Friday, June 3, 2011

Country side diet in the Middle Ages (aprox. 1000 to 1300)

Medieval farmers, paying the "Urbar."
In the Middle Ages, royalty,  nobility, churches, and monasteries owned most of the European land. Very few other individuals owned a little piece of land, like chevaliers or craftsmen.  The rest of the people were considered lucky to have a little cottage to sleep overnight. They were serfs who belonged to a noble and were allowed to work the noble’s land. They would receive food in exchange for their work, which extended all day. That was their paycheck. The food they got was only enough to survive.

Today, it is very difficult to reconstruct the life of a peasant in the Middle Ages. If there are plenty of records for the upper classes, historians have to dig deep for information about the serfs. The documents that they can find are tax records, donations, wills, household inventories, or funeral banquets. One of these documents shows us that in 1268, in the domain of Beaumont-le-Roger, in France, a couple would receive one large and two smaller breads, 2.5 a gallon of wine, 250 gr. of meat or eggs, and a bushel of peas. And this pay was considered high.

These serfs were populating the rural areas, and they accounted for the majority of a country's (or kingdom's) population. Around the house, they were given a small piece of land, like a regular backyard today, where they were allowed to do whatever they wished.  Almost all families were growing some kind of animals and birds and cultivating a small garden.  They usually had pigs, goats, sheep, and a few chickens or geese. For everything they grew or raised, they had to pay taxes to the landlord in the form of produce they got: eggs from birds, meat, wool, and milk from animals.

Their diet was very dull compared to modern eating habits. The base of a daily meal was the bread. Often made by secondary cereals like barley, rye, spelt, or a mixture of grain. Today, we would consider this type of bread healthy compared with the withe bread, but long ago, it wasn’t as easy to process cereals (and deplete them of all the good nutrients). The bread of peasants was very dark in color. The lighter the color of bread, the higher the social status.

The other product in their daily diet was wine. Grapes are easy to grow in good soil, and the wine-making process is an old discovery. In the Middle Ages, having a winery was so common that everybody knew how to make wine. Remember, peasants got wine in exchange for their labor. If they owned a small piece of land, they would cultivate some grapes, too. This habit has survived to this day in Europe, and we can still find many family farms that cultivate grapes to make wine. So, wine was popular and was consumed by everybody in the family, like beer.

Meat was another important part of the Middle Ages diet. People got the meat either as pay for work or from their own small backyard. Sometimes, they hunted small game, but hunting big game was mostly a privilege of the nobles. The meat was consumed mostly fresh and sometimes was salted and smoked to be preserved over the winter. Again, the ratio of meat was very small, and most days, it was not even part of the meal. Along with meat, as a product of the sustainable small economy, cheese, milk, and eggs were used.
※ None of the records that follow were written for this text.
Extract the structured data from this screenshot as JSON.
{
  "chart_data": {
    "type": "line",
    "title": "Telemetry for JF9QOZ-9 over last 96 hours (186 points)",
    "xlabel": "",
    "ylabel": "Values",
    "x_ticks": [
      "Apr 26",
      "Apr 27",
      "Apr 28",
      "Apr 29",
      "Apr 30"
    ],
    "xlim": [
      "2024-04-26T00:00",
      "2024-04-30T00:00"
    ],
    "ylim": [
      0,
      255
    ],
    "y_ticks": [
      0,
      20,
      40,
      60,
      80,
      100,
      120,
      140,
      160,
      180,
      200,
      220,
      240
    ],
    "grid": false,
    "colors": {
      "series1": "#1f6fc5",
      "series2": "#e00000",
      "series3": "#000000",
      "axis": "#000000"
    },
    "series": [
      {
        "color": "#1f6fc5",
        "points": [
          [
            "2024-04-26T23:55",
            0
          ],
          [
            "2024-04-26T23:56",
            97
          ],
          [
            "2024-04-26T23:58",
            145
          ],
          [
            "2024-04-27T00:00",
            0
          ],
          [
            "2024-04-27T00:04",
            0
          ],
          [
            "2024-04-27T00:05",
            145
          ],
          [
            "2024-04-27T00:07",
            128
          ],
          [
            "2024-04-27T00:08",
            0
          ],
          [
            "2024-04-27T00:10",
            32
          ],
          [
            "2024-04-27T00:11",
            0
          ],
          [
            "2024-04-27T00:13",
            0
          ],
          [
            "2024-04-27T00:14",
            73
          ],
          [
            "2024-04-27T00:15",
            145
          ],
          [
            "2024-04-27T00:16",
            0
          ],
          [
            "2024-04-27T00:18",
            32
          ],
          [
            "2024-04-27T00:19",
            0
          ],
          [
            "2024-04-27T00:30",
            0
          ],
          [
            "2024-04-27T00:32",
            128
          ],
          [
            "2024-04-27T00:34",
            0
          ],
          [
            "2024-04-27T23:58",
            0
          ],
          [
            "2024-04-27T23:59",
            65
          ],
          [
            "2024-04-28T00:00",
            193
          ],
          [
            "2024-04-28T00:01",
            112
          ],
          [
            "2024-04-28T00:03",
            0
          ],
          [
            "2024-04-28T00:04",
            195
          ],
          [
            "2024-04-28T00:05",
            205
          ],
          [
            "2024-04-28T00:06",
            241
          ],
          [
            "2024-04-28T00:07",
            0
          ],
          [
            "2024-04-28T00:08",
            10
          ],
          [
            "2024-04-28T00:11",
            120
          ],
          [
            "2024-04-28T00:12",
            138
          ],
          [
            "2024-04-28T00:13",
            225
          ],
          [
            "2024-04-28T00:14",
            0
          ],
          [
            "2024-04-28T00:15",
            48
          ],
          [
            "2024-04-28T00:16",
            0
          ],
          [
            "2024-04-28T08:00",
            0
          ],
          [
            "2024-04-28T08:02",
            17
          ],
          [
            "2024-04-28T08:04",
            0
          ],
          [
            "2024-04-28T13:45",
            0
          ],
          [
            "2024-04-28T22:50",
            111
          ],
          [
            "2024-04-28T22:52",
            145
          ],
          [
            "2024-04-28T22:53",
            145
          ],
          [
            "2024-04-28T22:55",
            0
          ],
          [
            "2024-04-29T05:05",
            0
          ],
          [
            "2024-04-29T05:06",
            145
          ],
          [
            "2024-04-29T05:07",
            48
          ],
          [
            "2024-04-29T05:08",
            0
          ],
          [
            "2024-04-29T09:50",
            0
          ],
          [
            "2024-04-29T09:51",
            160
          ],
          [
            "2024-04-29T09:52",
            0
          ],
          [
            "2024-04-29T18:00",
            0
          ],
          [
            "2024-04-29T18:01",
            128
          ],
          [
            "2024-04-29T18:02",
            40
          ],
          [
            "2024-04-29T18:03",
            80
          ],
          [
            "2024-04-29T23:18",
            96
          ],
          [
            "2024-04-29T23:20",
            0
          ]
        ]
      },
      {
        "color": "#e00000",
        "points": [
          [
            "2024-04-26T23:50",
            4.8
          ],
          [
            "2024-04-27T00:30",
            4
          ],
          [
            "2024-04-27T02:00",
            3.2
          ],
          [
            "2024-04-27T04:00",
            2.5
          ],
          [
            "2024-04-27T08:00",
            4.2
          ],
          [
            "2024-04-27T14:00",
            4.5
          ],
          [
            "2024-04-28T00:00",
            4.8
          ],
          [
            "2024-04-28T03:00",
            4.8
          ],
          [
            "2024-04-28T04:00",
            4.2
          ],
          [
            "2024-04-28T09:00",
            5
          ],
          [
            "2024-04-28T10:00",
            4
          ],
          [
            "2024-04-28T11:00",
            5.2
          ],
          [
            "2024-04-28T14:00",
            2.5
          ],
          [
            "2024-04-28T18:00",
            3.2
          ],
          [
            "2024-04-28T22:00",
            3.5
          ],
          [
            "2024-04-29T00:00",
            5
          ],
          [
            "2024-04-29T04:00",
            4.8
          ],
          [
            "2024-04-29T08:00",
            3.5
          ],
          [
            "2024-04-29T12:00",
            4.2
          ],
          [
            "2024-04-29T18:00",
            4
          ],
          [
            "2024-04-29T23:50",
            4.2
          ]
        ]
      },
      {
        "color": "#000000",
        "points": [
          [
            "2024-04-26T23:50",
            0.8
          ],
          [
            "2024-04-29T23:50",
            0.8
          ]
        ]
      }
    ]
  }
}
Vegetables were largely consumed. The little backyard of a cottage that belonged to a peasant had a garden where women, children, and elderly folks who lived in the house would cultivate legumes, greens, and vegetables such as cabbage, onion, garlic, turnips, a variety of beans and peas, leeks, spinach, squash, etc. From the wild, they would complement with mushrooms, asparagus, watercress, and a few aromatic herbs like basil, fennel, marjoram, or thyme.   

These folks in the Middle Ages were completely dependent on the weather for their survival. If the year was bad (too dry or too wet) and the cereal crop was compromised, then they could face famine. Between 1000 and 1300, four major food crises affected Europe (1005-6, 1032-33, 1195-97, 1224-26). However, the human species survived to this day and writes stories like this one on the Internet!